True, our country has survived diplomatic bungling before.
The Jay Treaty of 1795 between the U.S. and Britain is a prime example. American diplomats negotiated poorly, resulting in a one-sided deal that failed to prevent future war.
Eventually, the country emerged stronger. But that is no guarantee we will do so again.
Lynne Cheney’s excellent biography of James Madison recounts the controversy over the Jay Treaty, which saw many of the same arguments that are used today about the Iran deal.
Madison wrote that the one-sided agreement was “so full of shameful concessions, of mock reciprocities, and of party artifices that no other circumstances than the peculiar ones which mark our present political situation could screen it from universal execration.”
There was even suspicion that members of the administration secretly sympathetic to Britain had undermined the American bargaining position.

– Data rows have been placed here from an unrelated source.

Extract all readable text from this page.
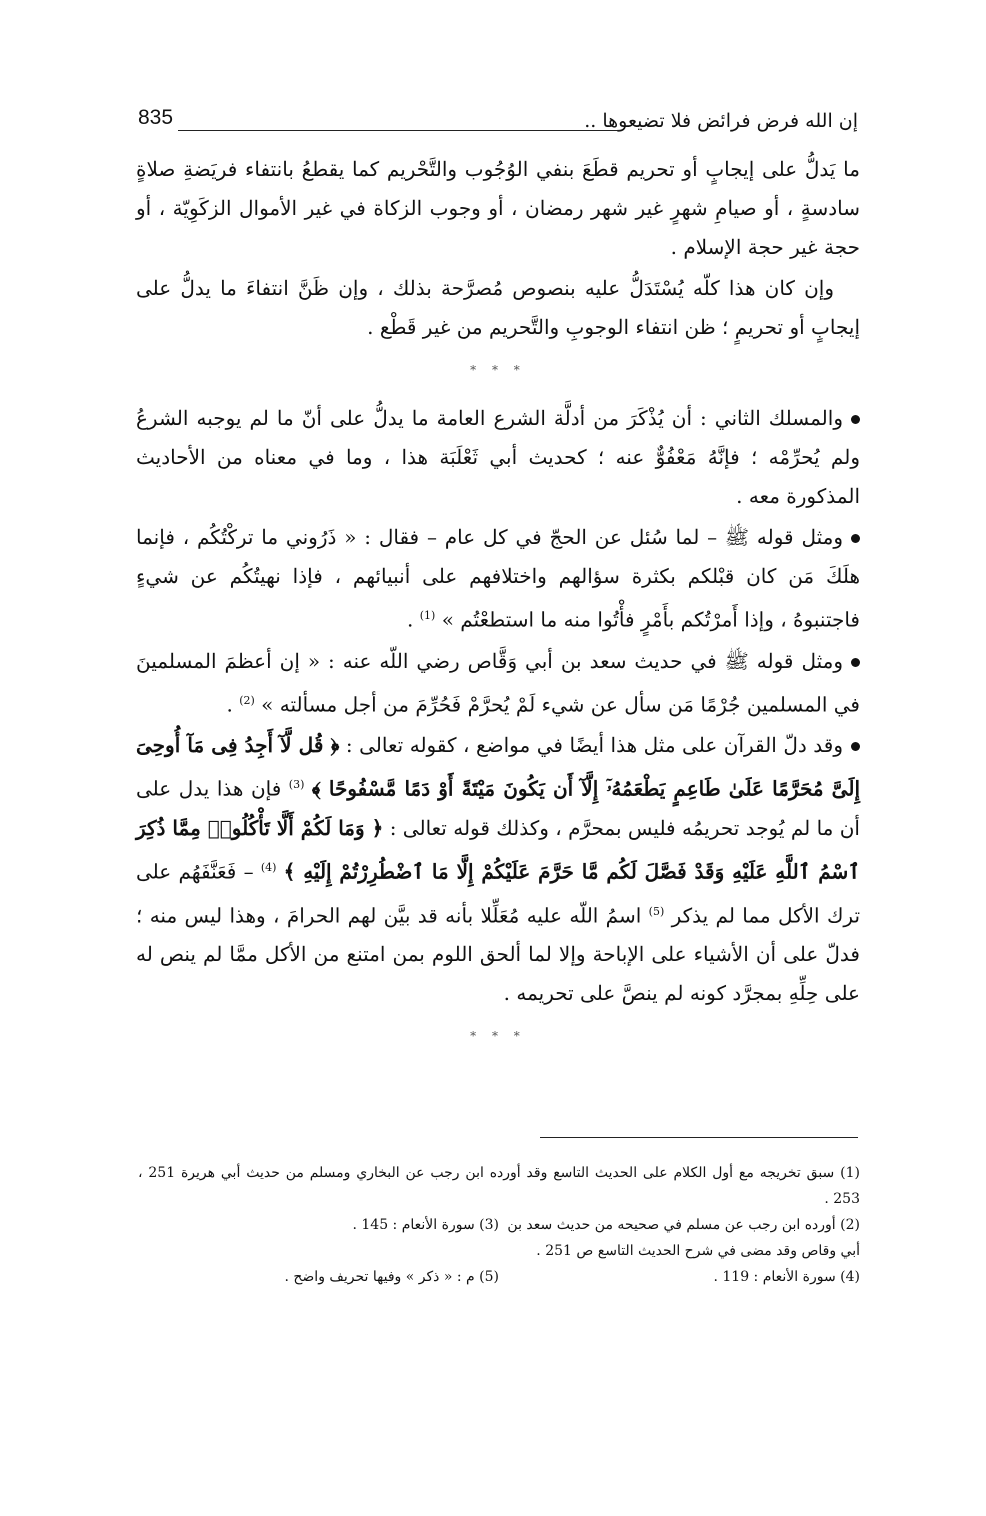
إن الله فرض فرائض فلا تضيعوها ..
835

ما يَدلُّ على إيجابٍ أو تحريم قطَعَ بنفي الوُجُوب والتَّحْريم كما يقطعُ بانتفاء فريَضةِ صلاةٍ سادسةٍ ، أو صيامِ شهرٍ غير شهر رمضان ، أو وجوب الزكاة في غير الأموال الزكَوِيّة ، أو حجة غير حجة الإسلام .

وإن كان هذا كلّه يُسْتَدَلُّ عليه بنصوص مُصرَّحة بذلك ، وإن ظَنَّ انتفاءَ ما يدلُّ على إيجابٍ أو تحريمٍ ؛ ظن انتفاء الوجوبِ والتَّحريم من غير قَطْع .

* * *

والمسلك الثاني : أن يُذْكَرَ من أدلَّة الشرع العامة ما يدلُّ على أنّ ما لم يوجبه الشرعُ ولم يُحرِّمْه ؛ فإنَّهُ مَعْفُوٌّ عنه ؛ كحديث أبي ثَعْلَبَة هذا ، وما في معناه من الأحاديث المذكورة معه .

ومثل قوله ﷺ – لما سُئل عن الحجّ في كل عام – فقال : « ذَرُوني ما تركْتُكُم ، فإنما هلَكَ مَن كان قبْلكم بكثرة سؤالهم واختلافهم على أنبيائهم ، فإذا نهيتُكُم عن شيءٍ فاجتنبوهُ ، وإذا أَمرْتُكم بأَمْرٍ فأْتُوا منه ما استطعْتُم » $^{(1)}$ .

ومثل قوله ﷺ في حديث سعد بن أبي وَقَّاص رضي اللّه عنه : « إن أعظمَ المسلمينَ في المسلمين جُرْمًا مَن سأل عن شيء لَمْ يُحرَّمْ فَحُرِّمَ من أجل مسألته » $^{(2)}$ .

وقد دلّ القرآن على مثل هذا أيضًا في مواضع ، كقوله تعالى : ﴿ قُل لَّآ أَجِدُ فِى مَآ أُوحِىَ إِلَىَّ مُحَرَّمًا عَلَىٰ طَاعِمٍ يَطْعَمُهُۥٓ إِلَّآ أَن يَكُونَ مَيْتَةً أَوْ دَمًا مَّسْفُوحًا ﴾ $^{(3)}$ فإن هذا يدل على أن ما لم يُوجد تحريمُه فليس بمحرَّم ، وكذلك قوله تعالى : ﴿ وَمَا لَكُمْ أَلَّا تَأْكُلُوا۟ مِمَّا ذُكِرَ ٱسْمُ ٱللَّهِ عَلَيْهِ وَقَدْ فَصَّلَ لَكُم مَّا حَرَّمَ عَلَيْكُمْ إِلَّا مَا ٱضْطُرِرْتُمْ إِلَيْهِ ﴾ $^{(4)}$ – فَعَنَّفَهُم على ترك الأكل مما لم يذكر $^{(5)}$ اسمُ اللّه عليه مُعَلِّلا بأنه قد بيَّن لهم الحرامَ ، وهذا ليس منه ؛ فدلّ على أن الأشياء على الإباحة وإلا لما ألحق اللوم بمن امتنع من الأكل ممَّا لم ينص له على حِلِّهِ بمجرَّد كونه لم ينصَّ على تحريمه .

* * *
(1) سبق تخريجه مع أول الكلام على الحديث التاسع وقد أورده ابن رجب عن البخاري ومسلم من حديث أبي هريرة 251 ، 253 .
(2) أورده ابن رجب عن مسلم في صحيحه من حديث سعد بن أبي وقاص وقد مضى في شرح الحديث التاسع ص 251 .
(3) سورة الأنعام : 145 .
(4) سورة الأنعام : 119 .
(5) م : « ذكر » وفيها تحريف واضح .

In particular, Alexander Hamilton, who had just left his position as Secretary of the Treasury, recommended Chief Justice John Jay to be the envoy to Britain, despite Jay’s suspected pro-British bias. Hamilton then quietly informed the British how best to negotiate with Jay to achieve the best deal for themselves.
The Jay Treaty barely passed the Senate, twenty votes to ten. Public outrage against the treaty flared.

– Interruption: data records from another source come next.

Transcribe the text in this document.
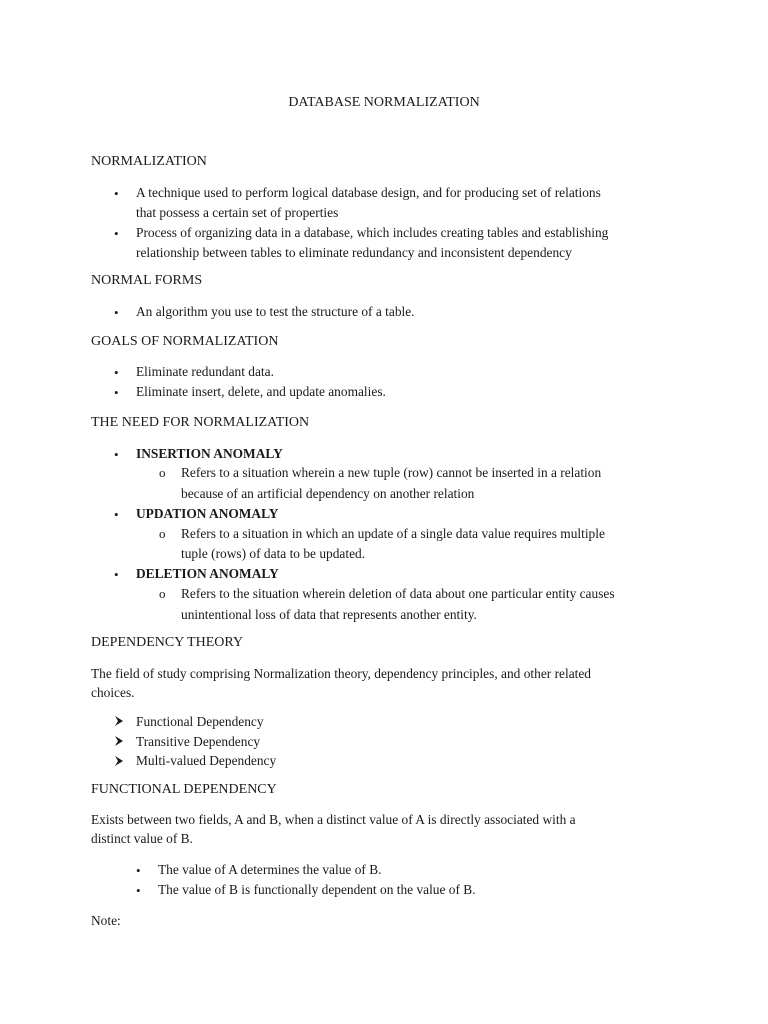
DATABASE NORMALIZATION
NORMALIZATION
• A technique used to perform logical database design, and for producing set of relations
that possess a certain set of properties
• Process of organizing data in a database, which includes creating tables and establishing
relationship between tables to eliminate redundancy and inconsistent dependency
NORMAL FORMS
• An algorithm you use to test the structure of a table.
GOALS OF NORMALIZATION
• Eliminate redundant data.
• Eliminate insert, delete, and update anomalies.
THE NEED FOR NORMALIZATION
• INSERTION ANOMALY
o Refers to a situation wherein a new tuple (row) cannot be inserted in a relation
because of an artificial dependency on another relation
• UPDATION ANOMALY
o Refers to a situation in which an update of a single data value requires multiple
tuple (rows) of data to be updated.
• DELETION ANOMALY
o Refers to the situation wherein deletion of data about one particular entity causes
unintentional loss of data that represents another entity.
DEPENDENCY THEORY
The field of study comprising Normalization theory, dependency principles, and other related
choices.
Functional Dependency
Transitive Dependency
Multi-valued Dependency
FUNCTIONAL DEPENDENCY
Exists between two fields, A and B, when a distinct value of A is directly associated with a
distinct value of B.
• The value of A determines the value of B.
• The value of B is functionally dependent on the value of B.
Note:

In a clash that echoes today in the fight over secret side deals between Iran and the International Atomic Energy Agency (IAEA), which President Obama failed to provide to Congress as required by law, House members demanded that President George Washington “turn over Jay’s instructions and all other documents relating to the treaty,” Cheney writes.
In defending the Jay Treaty, Washington’s political allies warned that rejecting the agreement would lead to war with Britain–a clash for which neither the public nor the military were prepared. President Washington refused to provide the papers that the House demanded, saying “that the only constitutional reason for the House to request the documents was if members intended to impeach him.” An effort in the House to defund the treaty soon fizzled.
Madison was deeply frustrated by the Jay Treaty, which deepened the growing partisan divide in the new republic. He argued that Britain would not go to war if the U.S. rejected the Jay Treaty tried to negotiate a better deal.
In the end, it was Madison himself who would lead the U.S. against Britain in the War of 1812, fought partly to address grievances that the Jay Treaty had failed to resolve, such as the impressment of Americans into the British Navy.
But the Jay Treaty was not a total loss. As George E. Condon Jr. wrote in July at the National Journal, the Iran deal follows the Jay Treaty in a long list of international agreements that have been broadly opposed by the American public. Many of these, Condon argues, were later vindicated.
Yet the Iran deal is no Jay Treaty.
First, it is not a treaty–though it ought to be considered one. Obama, unlike Washington, simply ignored the Constitution.
Second, the Jay Treaty was rescued by the expansion of U.S. power through other efforts, such as Pinckney’s Treaty, which opened the American interior. Obama, by contrast, is diminishing our role in the world.
Third, and most worrying, while the Jay Treaty bought time for the U.S. to grow stronger, the Iran deal buys time for Iran to build its military.
The story of the Jay Treaty should not, therefore, offer false comfort–but an urgent warning instead.